Posted Apr 30th, 2019 in Foodie Fodder
If you like a good hot dog, you’ll love the German Café on the Water Street side of Downtown Wilmington’s Cotton Exchange because it offers an authentic selection of German sausages, also known as wurst. To clarify, hot dogs are just the American version of wurst with the name most likely having come from the humorous reference to the sausage-shaped body of the German Dachshund dogs that accompanied German immigrants in the 15th century.
The original birthplace of the hot dog is fought over by two cities, Frankfurt in Germany and Vienna in Austria. Both stake a claim around the same time, just a few years before Christopher Columbus set sail for America. Today, the texture and taste of modern Frankfurters (from Frankfurt) and Wieners (from Vienna) are similar although Wieners are typically thinner.
The German Café offers a selection of wurst made according to family recipes. The owners, Harvey Hudson and his sister Carolyn McFarland opened the business with their mother in 1985. Their mother introduced them to recipes passed down from their grandmother who was taught how to cook by nuns in a German convent. The varieties of wurst contain different combinations of meat and seasonings and are commonly served with hot German potato salad, sauerkraut and pickles.
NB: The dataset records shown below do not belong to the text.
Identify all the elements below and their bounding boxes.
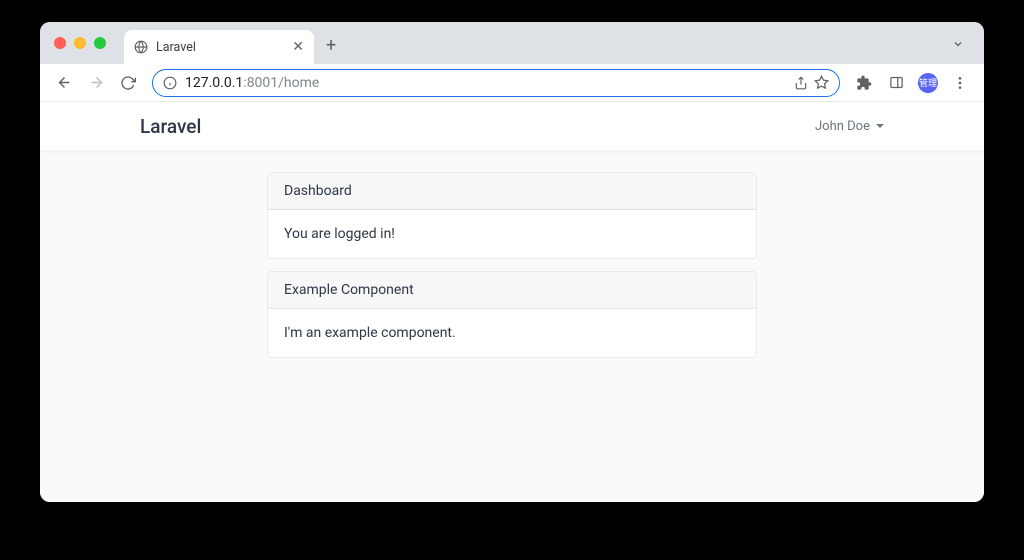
close-tab-icon[interactable]: ✕ — [292, 39, 304, 55]
menu-icon[interactable] — [946, 69, 974, 97]
window-controls — [54, 37, 106, 49]
brand-link[interactable]: Laravel — [140, 115, 201, 138]
new-tab-button[interactable]: + — [326, 35, 336, 56]
browser-tab[interactable]: Laravel ✕ — [124, 30, 314, 64]
chevron-down-icon[interactable] — [952, 38, 964, 50]
card-header: Example Component — [268, 272, 756, 309]
address-bar[interactable]: 127.0.0.1:8001/home — [152, 69, 840, 97]
star-icon[interactable] — [814, 75, 829, 90]
user-dropdown[interactable]: John Doe — [815, 119, 884, 134]
app-navbar: Laravel John Doe — [40, 102, 984, 150]
share-icon[interactable] — [794, 76, 808, 90]
side-panel-icon[interactable] — [882, 69, 910, 97]
forward-button[interactable] — [82, 69, 110, 97]
user-name: John Doe — [815, 119, 870, 134]
card-header: Dashboard — [268, 173, 756, 210]
extensions-icon[interactable] — [850, 69, 878, 97]
tab-title: Laravel — [156, 40, 292, 55]
card-body: I'm an example component. — [268, 309, 756, 357]
example-component-card: Example Component I'm an example compone… — [267, 271, 757, 358]
browser-toolbar: 127.0.0.1:8001/home 管理 — [40, 64, 984, 102]
maximize-window-button[interactable] — [94, 37, 106, 49]
browser-window: Laravel ✕ + 127.0.0.1:8001/home — [40, 22, 984, 502]
globe-icon — [134, 40, 148, 54]
main-content: Dashboard You are logged in! Example Com… — [267, 172, 757, 358]
titlebar: Laravel ✕ + — [40, 22, 984, 64]
back-button[interactable] — [50, 69, 78, 97]
url-text: 127.0.0.1:8001/home — [185, 75, 788, 91]
card-body: You are logged in! — [268, 210, 756, 258]
reload-button[interactable] — [114, 69, 142, 97]
info-icon[interactable] — [163, 76, 177, 90]
profile-button[interactable]: 管理 — [914, 69, 942, 97]
profile-avatar: 管理 — [918, 73, 938, 93]
close-window-button[interactable] — [54, 37, 66, 49]
page-viewport: Laravel John Doe Dashboard You are logge… — [40, 102, 984, 502]
minimize-window-button[interactable] — [74, 37, 86, 49]
chevron-down-icon — [876, 124, 884, 128]
dashboard-card: Dashboard You are logged in! — [267, 172, 757, 259]
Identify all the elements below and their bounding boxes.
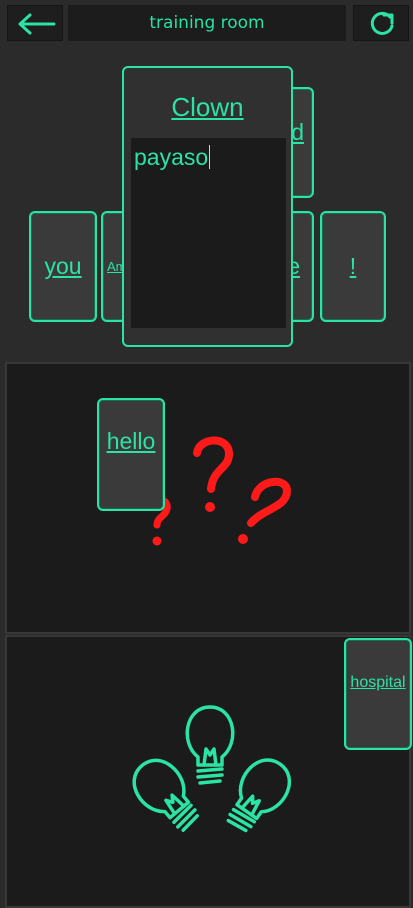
lightbulbs-icon bbox=[132, 705, 292, 833]
refresh-button[interactable] bbox=[353, 5, 409, 41]
arrow-left-icon bbox=[18, 13, 56, 35]
word-card-label: hospital bbox=[350, 674, 406, 691]
middle-panel: hello bbox=[5, 362, 411, 634]
word-card-exclamation[interactable]: ! bbox=[320, 211, 386, 322]
word-card-label: ! bbox=[349, 253, 357, 279]
word-popup-card[interactable]: Clown payaso bbox=[122, 66, 293, 347]
translation-input-value: payaso bbox=[134, 144, 209, 170]
translation-input[interactable]: payaso bbox=[131, 138, 286, 328]
text-caret bbox=[209, 145, 211, 169]
word-card-you[interactable]: you bbox=[29, 211, 97, 322]
page-title: training room bbox=[68, 5, 346, 41]
bottom-panel: hospital bbox=[5, 635, 412, 908]
word-card-label: hello bbox=[106, 428, 156, 454]
word-card-label: you bbox=[44, 253, 82, 279]
popup-title: Clown bbox=[171, 92, 244, 122]
word-card-hello[interactable]: hello bbox=[97, 398, 165, 511]
refresh-icon bbox=[370, 11, 394, 35]
word-card-hospital[interactable]: hospital bbox=[344, 638, 412, 750]
word-card-label: d bbox=[291, 119, 304, 145]
back-button[interactable] bbox=[7, 5, 63, 41]
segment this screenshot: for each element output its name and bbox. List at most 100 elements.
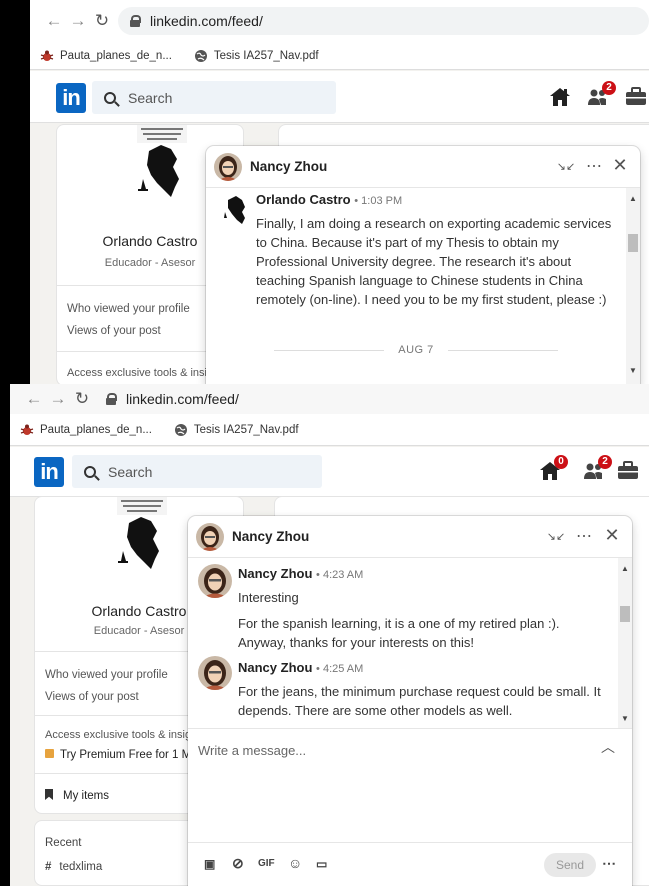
- send-button[interactable]: Send: [544, 853, 596, 877]
- message-time: 4:23 AM: [322, 569, 364, 581]
- home-icon[interactable]: [548, 85, 572, 109]
- scroll-down-arrow-icon[interactable]: ▼: [618, 714, 632, 723]
- browser-toolbar: ← → ↻ linkedin.com/feed/: [30, 0, 649, 42]
- close-icon[interactable]: ✕: [610, 155, 630, 176]
- chat-scrollbar[interactable]: ▲ ▼: [618, 558, 632, 728]
- message-input[interactable]: Write a message...: [198, 743, 306, 758]
- message-text: Finally, I am doing a research on export…: [256, 216, 612, 307]
- search-input[interactable]: Search: [72, 455, 322, 488]
- chat-title: Nancy Zhou: [250, 159, 328, 174]
- search-icon: [104, 91, 116, 104]
- expand-chevron-up-icon[interactable]: ︿: [598, 737, 618, 757]
- image-icon[interactable]: ▣: [204, 857, 215, 871]
- address-bar[interactable]: linkedin.com/feed/: [118, 7, 649, 35]
- try-premium-link[interactable]: Try Premium Free for 1 Mo: [45, 749, 198, 761]
- scroll-up-arrow-icon[interactable]: ▲: [618, 564, 632, 573]
- notification-badge: 2: [598, 455, 612, 469]
- bookmark-tesis[interactable]: Tesis IA257_Nav.pdf: [194, 49, 319, 63]
- chat-window-top: Nancy Zhou ↘↙ ⋯ ✕ Orlando Castro • 1:03 …: [206, 146, 640, 384]
- address-bar[interactable]: linkedin.com/feed/: [94, 387, 649, 411]
- url-text: linkedin.com/feed/: [126, 391, 239, 407]
- views-post-link[interactable]: Views of your post: [45, 691, 139, 703]
- premium-label: Try Premium Free for 1 Mo: [60, 749, 198, 761]
- linkedin-header: in Search 0 2: [10, 447, 649, 497]
- forward-arrow-icon[interactable]: →: [66, 11, 90, 31]
- linkedin-logo[interactable]: in: [56, 83, 86, 113]
- home-icon[interactable]: 0: [538, 455, 568, 483]
- access-tools-text: Access exclusive tools & insigh: [67, 367, 220, 379]
- search-input[interactable]: Search: [92, 81, 336, 114]
- my-network-icon[interactable]: 2: [586, 81, 616, 109]
- message-time: 1:03 PM: [361, 195, 403, 207]
- scroll-down-arrow-icon[interactable]: ▼: [626, 366, 640, 375]
- sender-name: Nancy Zhou: [238, 566, 313, 581]
- message-text: Interesting: [238, 590, 299, 605]
- chat-scrollbar[interactable]: ▲ ▼: [626, 188, 640, 384]
- jobs-briefcase-icon[interactable]: [624, 85, 648, 109]
- hashtag-icon: #: [45, 861, 52, 873]
- jobs-briefcase-icon[interactable]: [616, 459, 640, 483]
- message-text: For the jeans, the minimum purchase requ…: [238, 684, 601, 718]
- chat-window-bottom: Nancy Zhou ↘↙ ⋯ ✕ Nancy Zhou • 4:23 AM I…: [188, 516, 632, 886]
- close-icon[interactable]: ✕: [602, 525, 622, 546]
- attach-icon[interactable]: ⊘: [232, 855, 244, 872]
- back-arrow-icon[interactable]: ←: [22, 389, 46, 409]
- reload-icon[interactable]: ↻: [90, 11, 114, 31]
- message-sender[interactable]: Nancy Zhou • 4:23 AM: [238, 566, 363, 581]
- bookmark-pauta[interactable]: Pauta_planes_de_n...: [40, 49, 172, 63]
- recent-label: Recent: [45, 837, 82, 849]
- lock-icon: [106, 393, 117, 405]
- browser-toolbar: ← → ↻ linkedin.com/feed/: [10, 384, 649, 414]
- message-sender[interactable]: Orlando Castro • 1:03 PM: [256, 192, 402, 207]
- my-network-icon[interactable]: 2: [582, 455, 612, 483]
- more-options-icon[interactable]: ⋯: [574, 526, 594, 546]
- screenshot-top: ← → ↻ linkedin.com/feed/ Pauta_planes_de…: [30, 0, 649, 384]
- minimize-compose-icon[interactable]: ↘↙: [546, 530, 566, 543]
- orlando-avatar[interactable]: [218, 192, 252, 226]
- chat-header[interactable]: Nancy Zhou ↘↙ ⋯ ✕: [188, 516, 632, 558]
- bookmarks-bar: Pauta_planes_de_n... Tesis IA257_Nav.pdf: [10, 414, 649, 446]
- scroll-up-arrow-icon[interactable]: ▲: [626, 194, 640, 203]
- views-post-link[interactable]: Views of your post: [67, 325, 161, 337]
- chat-header[interactable]: Nancy Zhou ↘↙ ⋯ ✕: [206, 146, 640, 188]
- scroll-thumb[interactable]: [628, 234, 638, 252]
- minimize-compose-icon[interactable]: ↘↙: [556, 160, 576, 173]
- emoji-icon[interactable]: ☺: [288, 855, 302, 871]
- bookmark-tesis[interactable]: Tesis IA257_Nav.pdf: [174, 423, 299, 437]
- url-text: linkedin.com/feed/: [150, 13, 263, 29]
- message-composer[interactable]: Write a message... ︿: [188, 728, 632, 842]
- nancy-avatar[interactable]: [196, 523, 224, 551]
- gif-icon[interactable]: GIF: [258, 858, 275, 869]
- premium-square-icon: [45, 749, 54, 758]
- bookmark-pauta[interactable]: Pauta_planes_de_n...: [20, 423, 152, 437]
- bookmark-label: Tesis IA257_Nav.pdf: [193, 423, 299, 436]
- nancy-avatar[interactable]: [198, 564, 232, 598]
- sender-name: Nancy Zhou: [238, 660, 313, 675]
- linkedin-logo[interactable]: in: [34, 457, 64, 487]
- video-icon[interactable]: ▭: [316, 857, 327, 871]
- profile-picture[interactable]: [127, 125, 197, 209]
- scroll-thumb[interactable]: [620, 606, 630, 622]
- access-tools-text: Access exclusive tools & insigh: [45, 729, 198, 741]
- profile-picture[interactable]: [107, 497, 177, 581]
- who-viewed-link[interactable]: Who viewed your profile: [67, 303, 190, 315]
- more-options-icon[interactable]: ⋯: [602, 855, 616, 872]
- date-separator: AUG 7: [206, 344, 626, 356]
- recent-hashtag-link[interactable]: # tedxlima: [45, 861, 102, 873]
- my-items-link[interactable]: My items: [45, 789, 109, 802]
- search-placeholder: Search: [108, 463, 153, 480]
- bug-favicon-icon: [40, 50, 54, 61]
- nancy-avatar[interactable]: [198, 656, 232, 690]
- search-placeholder: Search: [128, 89, 173, 106]
- more-options-icon[interactable]: ⋯: [584, 156, 604, 176]
- back-arrow-icon[interactable]: ←: [42, 11, 66, 31]
- bookmark-icon: [45, 789, 53, 800]
- who-viewed-link[interactable]: Who viewed your profile: [45, 669, 168, 681]
- forward-arrow-icon[interactable]: →: [46, 389, 70, 409]
- reload-icon[interactable]: ↻: [70, 389, 94, 409]
- message-sender[interactable]: Nancy Zhou • 4:25 AM: [238, 660, 363, 675]
- globe-icon: [174, 423, 187, 436]
- bookmark-label: Pauta_planes_de_n...: [40, 423, 152, 436]
- my-items-label: My items: [63, 790, 109, 802]
- nancy-avatar[interactable]: [214, 153, 242, 181]
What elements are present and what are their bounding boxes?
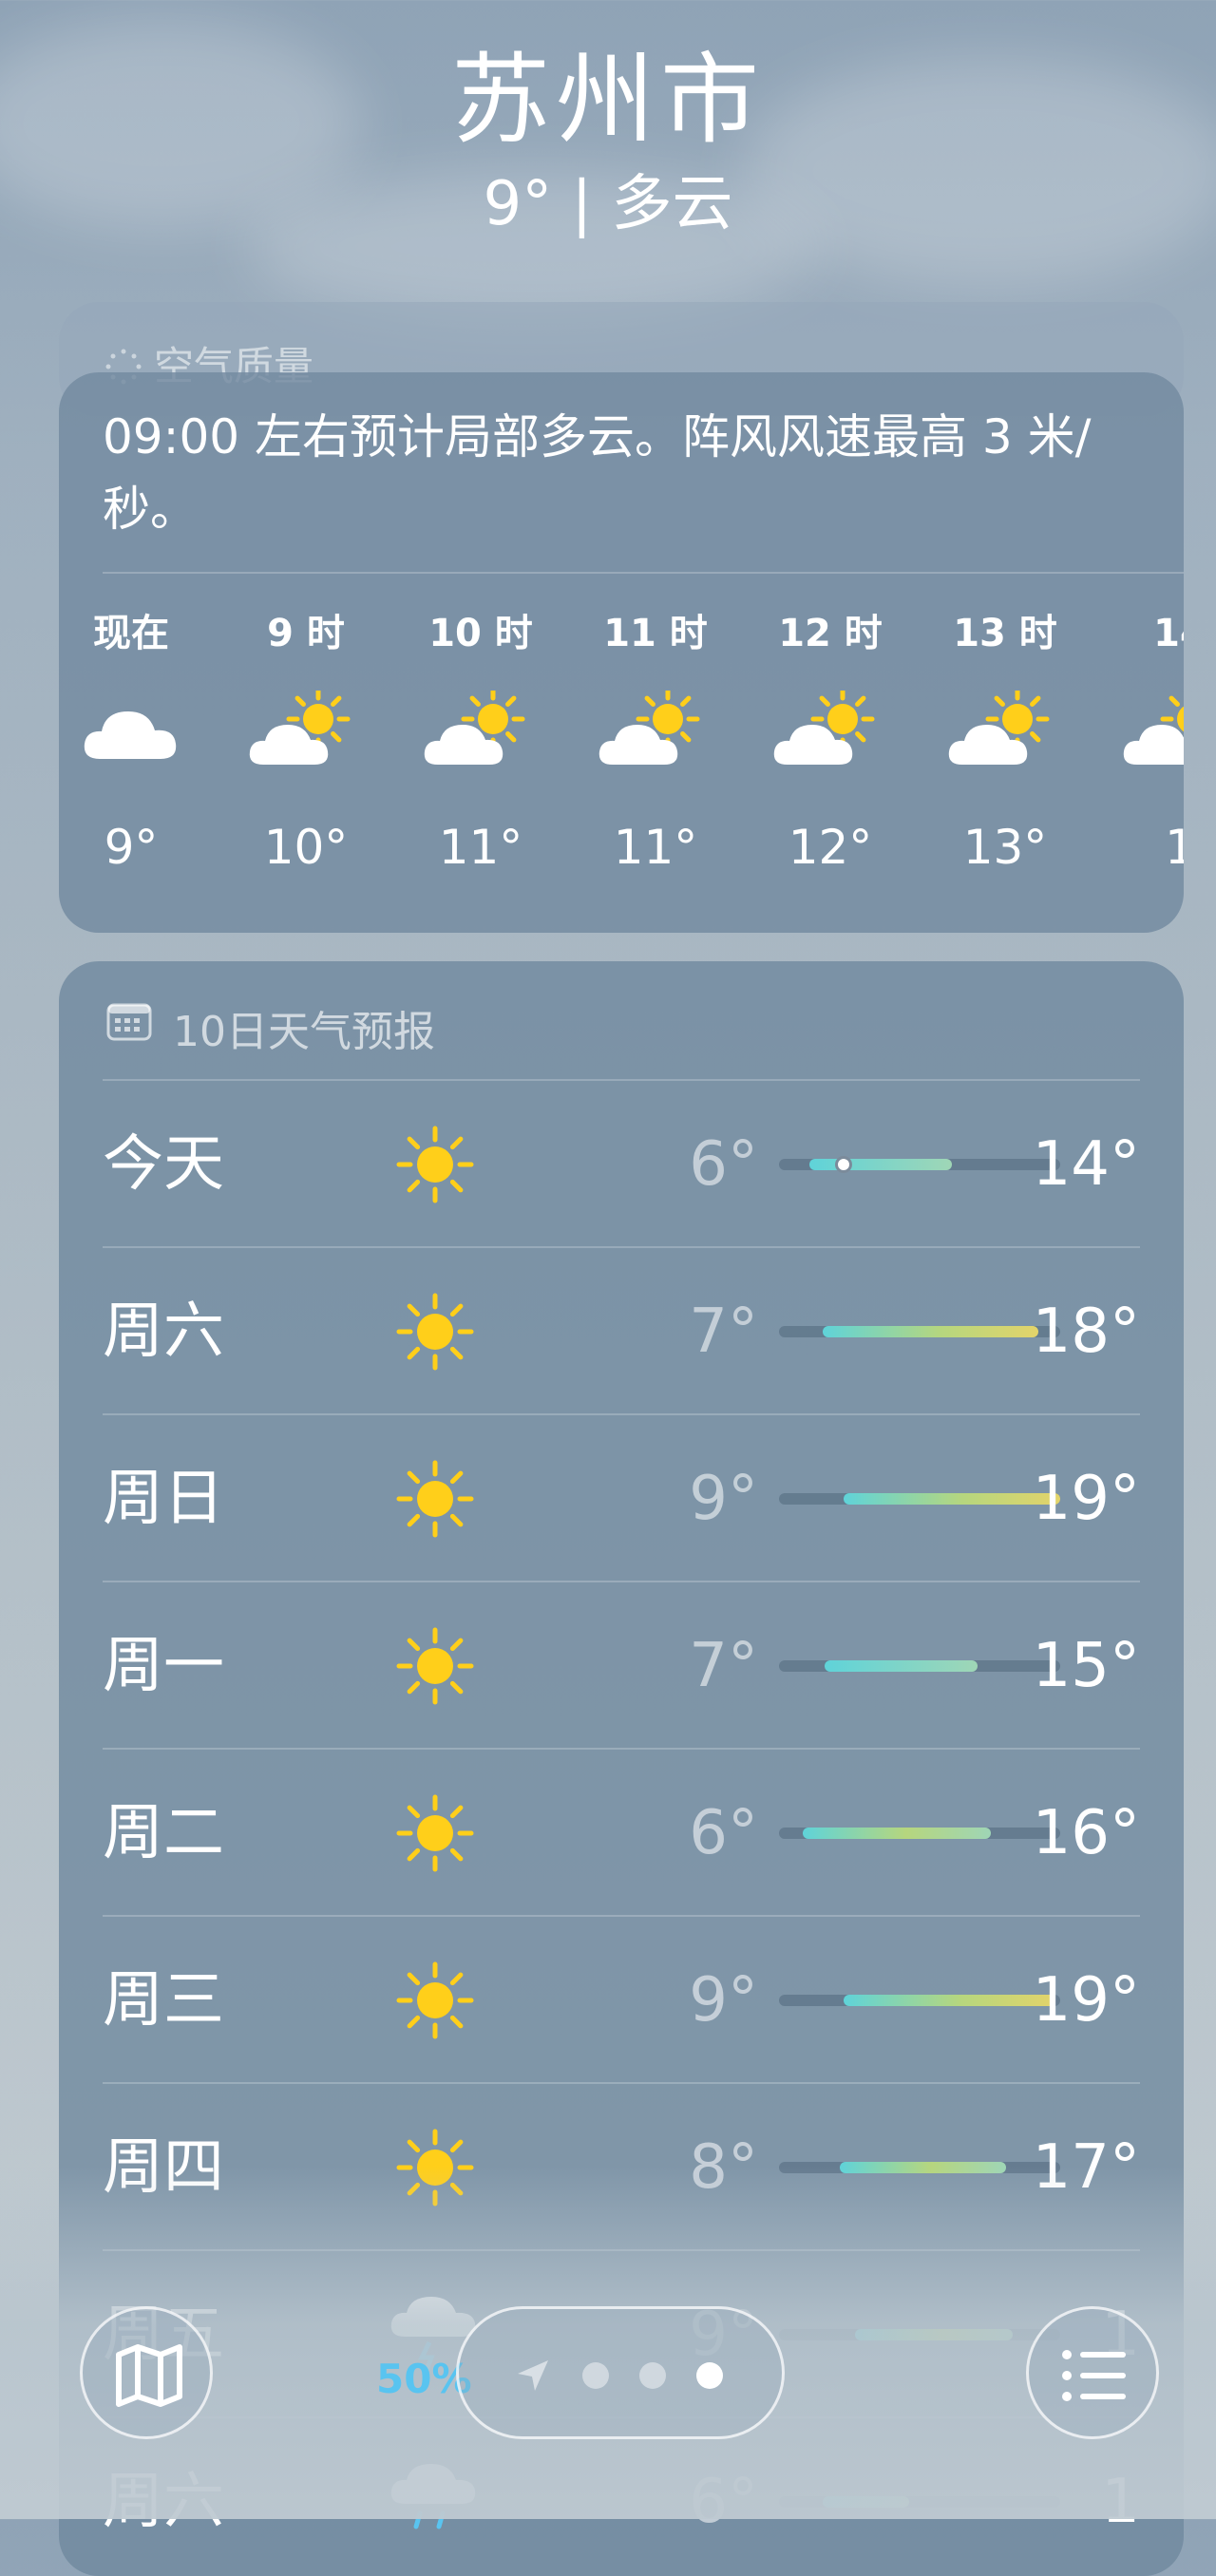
hourly-forecast-card[interactable]: 09:00 左右预计局部多云。阵风风速最高 3 米/秒。 现在 9° 9 时 10° 1… (59, 372, 1184, 933)
hourly-item: 现在 9° (59, 600, 207, 885)
day-low-temp: 6° (689, 1129, 758, 1200)
cloud-icon (84, 711, 177, 759)
day-name: 周三 (103, 1965, 224, 2036)
hourly-item: 13 时 13° (929, 600, 1081, 885)
hour-label: 11 时 (603, 612, 708, 655)
partly-sunny-icon (948, 691, 1050, 765)
hourly-item: 14 1 (1104, 600, 1184, 885)
day-high-temp: 18° (1032, 1297, 1140, 1367)
hour-temp: 12° (788, 820, 873, 875)
hour-label: 12 时 (778, 612, 883, 655)
page-dot[interactable] (639, 2362, 666, 2389)
list-icon (1062, 2350, 1126, 2401)
current-temp-dot (835, 1156, 853, 1173)
sun-icon (396, 1126, 474, 1203)
map-icon (116, 2344, 182, 2407)
temp-range-bar (779, 1326, 1060, 1337)
page-dot[interactable] (582, 2362, 609, 2389)
day-low-temp: 9° (689, 1464, 758, 1534)
day-name: 周一 (103, 1631, 224, 1701)
temp-range-fill (844, 1995, 1056, 2006)
hourly-item: 11 时 11° (580, 600, 732, 885)
day-low-temp: 7° (689, 1297, 758, 1367)
day-row[interactable]: 今天 6° 14° (103, 1079, 1140, 1248)
hour-label: 10 时 (428, 612, 533, 655)
hour-temp: 11° (613, 820, 698, 875)
hour-temp: 11° (438, 820, 523, 875)
city-name: 苏州市 (450, 42, 765, 158)
day-row[interactable]: 周六 7° 18° (103, 1246, 1140, 1415)
hour-icon-wrap (1104, 667, 1184, 809)
day-name: 周六 (103, 1297, 224, 1367)
partly-sunny-icon (1123, 695, 1184, 765)
day-high-temp: 14° (1032, 1129, 1140, 1200)
map-button[interactable] (80, 2306, 213, 2439)
day-low-temp: 9° (689, 1965, 758, 2036)
hour-label: 13 时 (953, 612, 1057, 655)
temp-range-bar (779, 1660, 1060, 1672)
page-dot-active[interactable] (696, 2362, 723, 2389)
hour-icon-wrap (754, 667, 906, 809)
hour-temp: 9° (104, 820, 159, 875)
temp-range-bar (779, 1156, 1060, 1173)
sun-icon (396, 1460, 474, 1538)
hour-icon-wrap (929, 667, 1081, 809)
hour-temp: 13° (962, 820, 1048, 875)
day-name: 今天 (103, 1129, 224, 1200)
current-summary: 9° | 多云 (483, 169, 733, 239)
day-row[interactable]: 周三 9° 19° (103, 1915, 1140, 2084)
temp-range-fill (808, 1159, 953, 1170)
hour-label: 现在 (93, 612, 169, 655)
temp-range-fill (803, 1828, 992, 1839)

You can enjoy several other family recipes including the Rouladen Und Knodel (tender beef wrapped around a pickle, onion and mustard), Sauerbraten (German pot roast), potato pancakes and Harvey’s Reuben sandwich. They also serve schnitzels (breaded pork or veal cutlets), a selection of salads, platters and samplers.
The menu has remained the same for 34 years and your visit will only be complete if it includes dessert—even if that’s all you have! The pastries are made fresh daily and the strudels are in high demand, especially the apple and the cherry.
Even though the Napoleon pastry has French origins and the “German” chocolate cake recipe was originally created by the Penn Dutch people, the desserts are low-sugar and still mouth-wateringly delicious! Complement your dessert with a cup of coffee or one of the 20 different German beers and you’ll be set.
The restaurant seats 75 people in two separate dining areas and if you want to sit at one of the more popular tables (the gnome table or the cubby), be sure to make a reservation.
Hours: Lunch, Mon-Sat, 11:00 a.m. – 2:00 p.m. Dinner, Tues–Sat, 5:00 p.m. – 8:00 p.m.